Saturday, November 28, 2020

Professionals ruin Olympic Games

Charles Fraser makes some good points in his column (“Team competition should be removed in spirit of Olympic Games,” SN 10/19), especially about the need to reestablish amateurism as a guiding principle in the Olympics.

However, it’s not just professionals in team sports that have corrupted the Olympic amateur ideal. The “golden athletes” Fraser refers to are just as professional and just as well paid as the tennis’ Williams sisters and the U.S. basketball “Dream Team.” Michael Johnson, Marion Jones and Maurice Greene participate in athletics tours around the world, especially in Europe. They command payment of hundreds of thousands of dollars to run in these races and often pull out of competition simply because the pay doesn’t meet their superstar standards.

Furthermore, they are often as cocky and conceited as their dribbling and dunking counterparts. The taunting and posing antics of Greene and the rest of the gold medal U.S. four-by-100-meter relay team stands as evidence that individual athletes can be just as rude and thoughtless as any team athlete.

Team sports hold their own place in the Olympics, providing athletes from a great variety of sports the chance to compete on an international stage and be honored as gold medal champions.

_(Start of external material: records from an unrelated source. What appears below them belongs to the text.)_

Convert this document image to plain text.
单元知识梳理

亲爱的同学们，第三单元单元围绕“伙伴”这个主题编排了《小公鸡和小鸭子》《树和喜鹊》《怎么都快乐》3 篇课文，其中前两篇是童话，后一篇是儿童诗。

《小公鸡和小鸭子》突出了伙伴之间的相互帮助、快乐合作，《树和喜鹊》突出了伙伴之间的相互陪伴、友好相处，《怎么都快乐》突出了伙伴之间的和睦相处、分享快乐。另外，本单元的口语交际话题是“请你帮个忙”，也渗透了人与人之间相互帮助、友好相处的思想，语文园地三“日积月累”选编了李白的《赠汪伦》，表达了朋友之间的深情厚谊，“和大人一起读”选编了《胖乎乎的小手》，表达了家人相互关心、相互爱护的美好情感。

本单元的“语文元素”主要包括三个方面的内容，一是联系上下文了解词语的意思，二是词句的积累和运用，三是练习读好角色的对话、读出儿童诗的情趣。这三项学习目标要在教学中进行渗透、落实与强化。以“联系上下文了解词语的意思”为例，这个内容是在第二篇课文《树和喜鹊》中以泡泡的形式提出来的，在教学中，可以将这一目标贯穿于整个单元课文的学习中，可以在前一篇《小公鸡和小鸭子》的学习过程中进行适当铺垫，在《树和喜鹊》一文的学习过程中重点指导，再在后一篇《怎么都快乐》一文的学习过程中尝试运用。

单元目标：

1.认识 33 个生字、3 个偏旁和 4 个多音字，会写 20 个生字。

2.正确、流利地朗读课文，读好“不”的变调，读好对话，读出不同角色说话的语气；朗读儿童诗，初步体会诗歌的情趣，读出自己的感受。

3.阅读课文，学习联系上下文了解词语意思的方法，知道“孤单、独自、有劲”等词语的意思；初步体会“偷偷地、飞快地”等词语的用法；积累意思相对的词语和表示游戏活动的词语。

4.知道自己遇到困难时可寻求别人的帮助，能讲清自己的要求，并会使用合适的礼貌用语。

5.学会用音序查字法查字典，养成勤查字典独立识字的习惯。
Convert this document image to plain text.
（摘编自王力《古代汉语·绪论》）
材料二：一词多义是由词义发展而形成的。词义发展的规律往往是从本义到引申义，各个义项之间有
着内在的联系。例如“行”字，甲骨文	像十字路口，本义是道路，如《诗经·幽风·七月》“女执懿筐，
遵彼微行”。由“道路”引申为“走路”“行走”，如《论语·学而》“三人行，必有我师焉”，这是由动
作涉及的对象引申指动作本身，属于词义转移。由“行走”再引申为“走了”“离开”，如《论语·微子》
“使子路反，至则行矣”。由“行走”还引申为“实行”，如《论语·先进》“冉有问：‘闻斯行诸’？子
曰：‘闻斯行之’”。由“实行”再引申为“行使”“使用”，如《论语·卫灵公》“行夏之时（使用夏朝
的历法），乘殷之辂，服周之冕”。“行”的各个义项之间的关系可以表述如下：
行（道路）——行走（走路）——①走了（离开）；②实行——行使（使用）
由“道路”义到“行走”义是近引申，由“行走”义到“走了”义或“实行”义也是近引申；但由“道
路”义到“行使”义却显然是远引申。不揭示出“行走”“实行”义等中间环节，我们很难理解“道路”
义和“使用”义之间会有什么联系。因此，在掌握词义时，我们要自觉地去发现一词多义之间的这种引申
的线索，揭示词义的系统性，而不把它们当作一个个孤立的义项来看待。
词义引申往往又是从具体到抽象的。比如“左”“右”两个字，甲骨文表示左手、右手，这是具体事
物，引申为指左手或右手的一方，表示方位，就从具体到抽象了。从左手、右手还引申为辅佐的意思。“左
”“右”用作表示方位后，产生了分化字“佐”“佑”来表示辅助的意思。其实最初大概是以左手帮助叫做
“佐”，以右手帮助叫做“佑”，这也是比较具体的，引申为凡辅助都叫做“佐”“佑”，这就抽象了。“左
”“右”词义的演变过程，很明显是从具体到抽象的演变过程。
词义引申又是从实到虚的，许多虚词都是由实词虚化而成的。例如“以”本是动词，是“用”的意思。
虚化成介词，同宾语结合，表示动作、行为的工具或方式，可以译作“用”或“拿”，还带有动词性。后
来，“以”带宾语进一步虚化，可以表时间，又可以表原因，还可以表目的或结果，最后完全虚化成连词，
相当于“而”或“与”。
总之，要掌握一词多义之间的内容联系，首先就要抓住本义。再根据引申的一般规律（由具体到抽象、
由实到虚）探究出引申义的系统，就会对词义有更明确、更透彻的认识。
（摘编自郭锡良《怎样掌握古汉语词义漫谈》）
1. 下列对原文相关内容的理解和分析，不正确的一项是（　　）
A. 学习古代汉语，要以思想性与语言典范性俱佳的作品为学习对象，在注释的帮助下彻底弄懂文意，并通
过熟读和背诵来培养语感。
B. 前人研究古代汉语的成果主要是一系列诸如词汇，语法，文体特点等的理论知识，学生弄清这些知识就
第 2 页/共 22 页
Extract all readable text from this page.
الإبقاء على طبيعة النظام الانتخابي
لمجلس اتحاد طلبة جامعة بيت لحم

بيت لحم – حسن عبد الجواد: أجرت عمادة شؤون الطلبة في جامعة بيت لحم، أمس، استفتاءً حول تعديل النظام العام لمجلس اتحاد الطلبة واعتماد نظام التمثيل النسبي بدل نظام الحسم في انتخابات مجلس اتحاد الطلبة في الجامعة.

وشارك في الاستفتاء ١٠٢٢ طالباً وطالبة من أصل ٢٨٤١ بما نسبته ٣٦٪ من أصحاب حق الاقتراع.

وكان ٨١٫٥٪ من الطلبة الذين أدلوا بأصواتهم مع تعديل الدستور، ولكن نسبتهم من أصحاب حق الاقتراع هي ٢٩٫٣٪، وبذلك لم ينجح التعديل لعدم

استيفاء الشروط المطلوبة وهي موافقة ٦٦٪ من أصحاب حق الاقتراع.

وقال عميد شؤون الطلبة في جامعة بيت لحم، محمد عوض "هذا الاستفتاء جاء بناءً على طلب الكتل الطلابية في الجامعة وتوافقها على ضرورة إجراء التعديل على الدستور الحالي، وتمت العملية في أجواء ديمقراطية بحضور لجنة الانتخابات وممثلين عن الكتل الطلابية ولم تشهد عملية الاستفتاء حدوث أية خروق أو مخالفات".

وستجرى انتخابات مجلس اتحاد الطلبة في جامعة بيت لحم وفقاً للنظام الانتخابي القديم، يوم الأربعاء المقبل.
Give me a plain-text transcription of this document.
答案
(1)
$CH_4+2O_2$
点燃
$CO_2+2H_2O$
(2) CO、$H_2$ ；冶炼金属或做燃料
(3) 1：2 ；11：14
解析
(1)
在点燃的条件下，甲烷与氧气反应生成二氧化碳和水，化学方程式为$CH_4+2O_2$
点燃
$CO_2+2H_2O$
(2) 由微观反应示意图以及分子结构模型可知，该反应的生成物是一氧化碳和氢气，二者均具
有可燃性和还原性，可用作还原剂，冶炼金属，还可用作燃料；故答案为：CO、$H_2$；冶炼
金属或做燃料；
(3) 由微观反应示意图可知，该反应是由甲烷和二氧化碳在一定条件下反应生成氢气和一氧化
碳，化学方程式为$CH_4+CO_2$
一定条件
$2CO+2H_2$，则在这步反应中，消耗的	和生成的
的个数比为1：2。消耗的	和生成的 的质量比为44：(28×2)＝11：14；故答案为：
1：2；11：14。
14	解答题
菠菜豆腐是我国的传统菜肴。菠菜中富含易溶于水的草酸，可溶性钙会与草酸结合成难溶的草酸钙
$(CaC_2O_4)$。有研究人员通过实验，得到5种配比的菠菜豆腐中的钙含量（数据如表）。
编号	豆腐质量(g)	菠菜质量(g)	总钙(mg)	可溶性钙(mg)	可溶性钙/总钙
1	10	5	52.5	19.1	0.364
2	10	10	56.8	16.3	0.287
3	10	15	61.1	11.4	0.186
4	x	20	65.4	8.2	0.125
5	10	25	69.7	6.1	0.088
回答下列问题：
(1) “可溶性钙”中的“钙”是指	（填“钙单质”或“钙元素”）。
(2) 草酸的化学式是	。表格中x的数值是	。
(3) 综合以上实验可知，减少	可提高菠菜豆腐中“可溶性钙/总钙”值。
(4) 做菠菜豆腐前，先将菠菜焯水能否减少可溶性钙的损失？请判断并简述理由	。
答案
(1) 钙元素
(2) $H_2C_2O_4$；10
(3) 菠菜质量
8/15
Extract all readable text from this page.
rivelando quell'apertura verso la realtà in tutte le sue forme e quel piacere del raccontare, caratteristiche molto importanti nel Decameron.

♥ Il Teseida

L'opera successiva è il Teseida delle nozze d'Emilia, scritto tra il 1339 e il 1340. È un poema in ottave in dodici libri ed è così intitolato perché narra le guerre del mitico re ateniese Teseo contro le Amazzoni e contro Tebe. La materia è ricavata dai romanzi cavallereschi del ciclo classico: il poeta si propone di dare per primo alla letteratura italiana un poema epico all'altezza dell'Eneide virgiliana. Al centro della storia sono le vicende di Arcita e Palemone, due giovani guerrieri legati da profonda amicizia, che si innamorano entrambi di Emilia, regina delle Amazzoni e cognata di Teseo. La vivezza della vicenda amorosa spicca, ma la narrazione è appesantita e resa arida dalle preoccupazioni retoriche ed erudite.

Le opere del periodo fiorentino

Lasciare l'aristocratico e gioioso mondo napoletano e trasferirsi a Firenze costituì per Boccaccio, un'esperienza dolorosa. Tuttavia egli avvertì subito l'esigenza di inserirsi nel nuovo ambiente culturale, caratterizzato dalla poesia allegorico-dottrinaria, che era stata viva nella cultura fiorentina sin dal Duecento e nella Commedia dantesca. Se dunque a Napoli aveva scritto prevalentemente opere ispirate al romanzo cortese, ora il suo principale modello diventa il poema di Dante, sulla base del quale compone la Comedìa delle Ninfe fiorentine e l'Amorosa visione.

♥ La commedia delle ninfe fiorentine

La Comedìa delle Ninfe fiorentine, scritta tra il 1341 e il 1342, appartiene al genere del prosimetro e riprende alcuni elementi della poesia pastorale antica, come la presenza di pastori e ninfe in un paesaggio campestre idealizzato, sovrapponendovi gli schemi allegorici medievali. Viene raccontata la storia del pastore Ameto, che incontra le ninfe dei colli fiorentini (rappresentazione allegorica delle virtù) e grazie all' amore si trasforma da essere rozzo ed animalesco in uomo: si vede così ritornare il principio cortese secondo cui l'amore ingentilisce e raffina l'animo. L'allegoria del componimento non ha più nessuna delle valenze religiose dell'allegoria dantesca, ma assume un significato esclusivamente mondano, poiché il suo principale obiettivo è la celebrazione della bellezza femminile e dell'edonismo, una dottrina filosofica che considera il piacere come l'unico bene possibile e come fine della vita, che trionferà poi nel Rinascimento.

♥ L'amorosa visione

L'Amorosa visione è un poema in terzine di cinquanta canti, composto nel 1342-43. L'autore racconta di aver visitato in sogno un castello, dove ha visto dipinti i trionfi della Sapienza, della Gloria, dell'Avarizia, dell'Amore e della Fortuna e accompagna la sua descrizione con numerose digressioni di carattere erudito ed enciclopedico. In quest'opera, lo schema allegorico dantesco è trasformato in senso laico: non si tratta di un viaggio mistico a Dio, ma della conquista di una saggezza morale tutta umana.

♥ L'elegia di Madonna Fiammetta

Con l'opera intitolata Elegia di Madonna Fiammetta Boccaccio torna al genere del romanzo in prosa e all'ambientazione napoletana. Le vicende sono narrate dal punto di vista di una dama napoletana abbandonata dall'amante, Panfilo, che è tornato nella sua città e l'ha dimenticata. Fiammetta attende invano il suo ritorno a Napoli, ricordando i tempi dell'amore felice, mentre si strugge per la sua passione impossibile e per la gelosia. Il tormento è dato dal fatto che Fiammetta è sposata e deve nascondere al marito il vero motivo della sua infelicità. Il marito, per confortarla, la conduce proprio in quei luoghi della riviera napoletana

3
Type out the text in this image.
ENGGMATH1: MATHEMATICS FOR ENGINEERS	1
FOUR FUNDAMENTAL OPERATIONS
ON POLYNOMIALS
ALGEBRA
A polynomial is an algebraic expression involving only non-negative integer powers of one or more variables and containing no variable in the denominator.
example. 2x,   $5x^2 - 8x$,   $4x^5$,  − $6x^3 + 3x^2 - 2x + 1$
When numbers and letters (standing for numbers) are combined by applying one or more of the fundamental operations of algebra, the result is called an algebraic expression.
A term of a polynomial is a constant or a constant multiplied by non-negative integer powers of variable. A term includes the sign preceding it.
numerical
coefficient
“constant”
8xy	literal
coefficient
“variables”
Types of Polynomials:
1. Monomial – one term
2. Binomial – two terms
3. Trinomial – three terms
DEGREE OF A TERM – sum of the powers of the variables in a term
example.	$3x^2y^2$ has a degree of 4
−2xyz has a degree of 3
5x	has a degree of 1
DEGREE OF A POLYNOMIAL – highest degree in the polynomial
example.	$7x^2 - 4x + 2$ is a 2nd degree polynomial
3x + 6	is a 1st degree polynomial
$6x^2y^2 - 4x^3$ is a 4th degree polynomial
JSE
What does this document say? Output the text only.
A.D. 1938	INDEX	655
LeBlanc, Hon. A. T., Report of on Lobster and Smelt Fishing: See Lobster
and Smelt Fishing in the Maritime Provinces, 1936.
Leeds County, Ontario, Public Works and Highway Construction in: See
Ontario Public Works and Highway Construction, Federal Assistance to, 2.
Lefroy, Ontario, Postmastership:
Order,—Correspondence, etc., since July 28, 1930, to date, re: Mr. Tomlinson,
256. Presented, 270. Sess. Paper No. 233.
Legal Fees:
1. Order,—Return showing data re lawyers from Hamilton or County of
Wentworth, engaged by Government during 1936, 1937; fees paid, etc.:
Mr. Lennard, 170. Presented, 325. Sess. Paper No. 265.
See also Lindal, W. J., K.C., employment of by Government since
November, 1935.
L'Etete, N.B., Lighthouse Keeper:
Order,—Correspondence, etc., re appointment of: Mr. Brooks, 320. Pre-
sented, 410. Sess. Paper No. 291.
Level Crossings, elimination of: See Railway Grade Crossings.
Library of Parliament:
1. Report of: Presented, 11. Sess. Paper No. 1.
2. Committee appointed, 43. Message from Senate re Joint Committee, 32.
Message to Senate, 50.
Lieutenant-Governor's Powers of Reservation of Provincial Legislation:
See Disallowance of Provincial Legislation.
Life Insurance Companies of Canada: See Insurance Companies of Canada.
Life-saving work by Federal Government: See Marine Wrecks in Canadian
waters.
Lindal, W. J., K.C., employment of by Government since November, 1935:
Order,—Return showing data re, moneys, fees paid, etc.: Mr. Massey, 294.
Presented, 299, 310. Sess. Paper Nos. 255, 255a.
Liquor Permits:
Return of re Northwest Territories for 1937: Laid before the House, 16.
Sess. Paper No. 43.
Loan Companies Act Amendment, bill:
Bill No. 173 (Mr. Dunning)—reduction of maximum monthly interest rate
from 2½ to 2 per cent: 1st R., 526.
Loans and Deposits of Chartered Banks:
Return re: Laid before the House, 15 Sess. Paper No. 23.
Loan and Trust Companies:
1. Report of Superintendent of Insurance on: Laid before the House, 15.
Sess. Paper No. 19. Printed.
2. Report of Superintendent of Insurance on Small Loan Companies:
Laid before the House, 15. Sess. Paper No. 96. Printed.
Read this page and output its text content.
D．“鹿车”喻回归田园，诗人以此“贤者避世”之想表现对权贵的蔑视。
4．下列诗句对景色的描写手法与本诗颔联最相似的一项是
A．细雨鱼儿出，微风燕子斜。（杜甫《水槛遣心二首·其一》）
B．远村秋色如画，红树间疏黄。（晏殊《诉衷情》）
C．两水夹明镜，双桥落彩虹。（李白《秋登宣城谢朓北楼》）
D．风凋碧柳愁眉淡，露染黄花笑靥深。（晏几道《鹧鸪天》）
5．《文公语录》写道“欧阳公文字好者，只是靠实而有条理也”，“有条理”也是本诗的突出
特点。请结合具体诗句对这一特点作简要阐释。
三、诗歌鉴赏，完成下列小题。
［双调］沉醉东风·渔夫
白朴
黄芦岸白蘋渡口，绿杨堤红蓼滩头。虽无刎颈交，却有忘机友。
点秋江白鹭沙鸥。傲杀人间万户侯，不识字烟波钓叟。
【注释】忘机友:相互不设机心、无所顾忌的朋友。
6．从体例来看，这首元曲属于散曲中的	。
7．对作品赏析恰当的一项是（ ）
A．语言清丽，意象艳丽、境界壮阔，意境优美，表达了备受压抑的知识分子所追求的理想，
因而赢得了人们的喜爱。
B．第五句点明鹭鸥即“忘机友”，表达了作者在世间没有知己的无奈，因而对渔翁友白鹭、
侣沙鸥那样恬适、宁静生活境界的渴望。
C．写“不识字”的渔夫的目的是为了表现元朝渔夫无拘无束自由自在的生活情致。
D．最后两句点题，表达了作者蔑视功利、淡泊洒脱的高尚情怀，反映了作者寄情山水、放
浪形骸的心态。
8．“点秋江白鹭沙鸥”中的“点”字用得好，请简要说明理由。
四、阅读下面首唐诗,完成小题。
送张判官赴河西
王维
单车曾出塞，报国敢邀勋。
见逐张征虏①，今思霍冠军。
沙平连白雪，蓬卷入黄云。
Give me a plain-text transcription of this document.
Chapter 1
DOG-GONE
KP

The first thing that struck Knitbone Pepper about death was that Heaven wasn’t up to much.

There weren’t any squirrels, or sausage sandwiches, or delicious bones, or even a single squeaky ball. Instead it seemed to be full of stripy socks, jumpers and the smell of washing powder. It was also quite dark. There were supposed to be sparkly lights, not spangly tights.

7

Having been in Sydney working at the Olympics these past few months, I’ve had the joy of seeing athletes compete and bask in the Olympic spirit: A rag-tag group of minor leaguers, the U.S. baseball team’s defeat of the dominant Cuban squad was called the “Miracle on Dirt” by some journalists, comparing it to the U.S. hockey team’s remarkable win over the Soviet Union in 1980. In front of a roaring home crowd, an Australian women’s beach volleyball team collapsed to the ground in tears of joy after capturing gold.

Trailing heading into the second half, Denmark’s women’s handball team fought back to beat Hungary in the gold medal match in front of thousands of Danish fans. In a sport that few even imagine being in the Olympics, these fans from halfway around the world erupted when their team charged onto the court after the match.

It’s a shame that NBC’s coverage didn’t allow Americans to share in how great these Olympics were. And the Olympics are far from perfect - corporate interests and drug abuse continue to plague the movement.

But whether it’s a team or individual sport, moments like those above are what make the Olympics special. Whether those competing are amateur or professional, the measure of a successful Games is the happiness and togetherness the competition brings to fans and athletes.

From that standpoint, the Sydney 2000 Olympics were a huge success.